A while ago, parliament passed the VAT amendment Bill into law subject to presidential assent.
The budget, and the bill, which was prepared by the government and laid before parliament, seeks to abolish VAT on financial services which include non-life insurance and professional services in the nature of accountancy, investment and legal services.
But unfortunately, the Minister of Finance changed his position in parliament to exclude professional services in the nature of accountancy, investment, legal services and non-life insurance contracts from the exempted provisions. Simply put, it is only aspects of the VAT on financial services that have been abolished and not the entire provision.
Financial services companies that perform functions like accountancy, investment, legal services and non-life insurance contracts will still be subject to Value Added Tax.
What saddens me is that the budget statement STATED CATEGORICALLY that government was abolishing the entire VAT provisions on all financial services. So why this deceit Mr Minister; who are you deceiving?
Why change a policy document that has already gone through cabinet approval?
Secondly, the new Act seeks to amend the Value Added Tax regime and to mandate a taxable person who is a retailer or wholesaler for tax payable to a flat rate of 3%. Yet again, the inconsistencies are glaring.
Contrary to previous commentaries by the Minister of Finance during the Budget reading and debate that the government is going to give some tax reliefs by reducing the VAT rate from 17.1/2% to 3%, this has not reflected since a flat rate of 3% is numerically equivalent to the 171/2% VAT that allows the taxable person to net off his/her input and output VAT.
Again, we were told by the Minister of Finance that the revenue implication for the amendment is neutral, which means that the government is not giving a taxable person who falls under this bracket any relief and that the government is only seeking to make it simpler for a taxable person to pay his/her taxes.
But best practice has taught us that countries with concessions on a flat rate with retailers do not extend those concessions to wholesalers and manufacturers except cottage industries like Akpeteshie distillers, gari processing industries and palm oil industries.
Indeed, wholesalers are not in the informal sector, and, therefore, by granting them a flat rate, you end up breaking the VAT compliance chain which is key to the Value Added Tax regime.
It is assumed that since the threshold for VAT registration is GHS200,000, every taxable person whose invoices are above the threshold is capable of keeping records, and what this amendment has done is to exempt wholesalers/retailers from keeping records which will eventually breed inefficiency and non-compliance in filling.
The strength of tax administration is the availability of good books of account since the tax administrator may be using the filling details of a taxable person not only to access the VAT but also to access corporate and personal income tax.

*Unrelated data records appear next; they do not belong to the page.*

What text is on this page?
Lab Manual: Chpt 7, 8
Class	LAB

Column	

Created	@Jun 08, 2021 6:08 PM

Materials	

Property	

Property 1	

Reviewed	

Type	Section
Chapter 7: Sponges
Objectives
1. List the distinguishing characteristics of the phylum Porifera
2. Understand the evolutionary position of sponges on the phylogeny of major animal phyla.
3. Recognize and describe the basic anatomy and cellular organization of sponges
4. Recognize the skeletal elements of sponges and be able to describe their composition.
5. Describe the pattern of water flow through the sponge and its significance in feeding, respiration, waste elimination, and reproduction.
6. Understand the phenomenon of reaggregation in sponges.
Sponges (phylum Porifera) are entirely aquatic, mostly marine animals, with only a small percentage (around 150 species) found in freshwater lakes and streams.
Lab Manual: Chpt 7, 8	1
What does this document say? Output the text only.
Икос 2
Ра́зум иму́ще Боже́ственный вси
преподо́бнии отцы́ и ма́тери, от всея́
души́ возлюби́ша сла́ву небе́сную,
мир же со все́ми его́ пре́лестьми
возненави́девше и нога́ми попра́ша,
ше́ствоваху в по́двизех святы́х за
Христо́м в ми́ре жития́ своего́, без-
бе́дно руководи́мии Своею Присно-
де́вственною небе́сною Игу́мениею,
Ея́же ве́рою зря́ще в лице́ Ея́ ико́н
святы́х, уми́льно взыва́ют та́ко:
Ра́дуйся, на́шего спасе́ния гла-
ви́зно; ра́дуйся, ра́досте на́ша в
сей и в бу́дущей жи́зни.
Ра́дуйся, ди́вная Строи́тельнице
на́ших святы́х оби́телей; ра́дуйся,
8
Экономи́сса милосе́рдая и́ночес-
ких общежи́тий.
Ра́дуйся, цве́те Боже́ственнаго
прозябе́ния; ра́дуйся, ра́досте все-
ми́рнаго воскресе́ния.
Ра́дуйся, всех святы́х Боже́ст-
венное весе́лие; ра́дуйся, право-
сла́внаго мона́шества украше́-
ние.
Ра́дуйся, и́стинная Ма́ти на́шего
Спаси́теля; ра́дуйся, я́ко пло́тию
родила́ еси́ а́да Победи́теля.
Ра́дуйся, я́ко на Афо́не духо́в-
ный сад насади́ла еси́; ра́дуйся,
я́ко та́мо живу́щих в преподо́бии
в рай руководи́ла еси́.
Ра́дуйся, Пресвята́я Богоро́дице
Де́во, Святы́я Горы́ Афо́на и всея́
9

The issue of simplicity is, therefore, defeated if this policy is going to end up breeding inefficiency, noncompliance, or poor records keeping, which will also breed corruption and tax evasion in the revenue administration.
Though the amendment seeks to classify both retailers and wholesalers under flat rate regime, the supplier of power, heat, refrigeration and ventilation have been conveniently excluded, all because there may be revenue losses associated with this.
Why should others be exempted if the policy was to exclude all? In my opinion, this makes the new VAT regime arbitrary and unfair.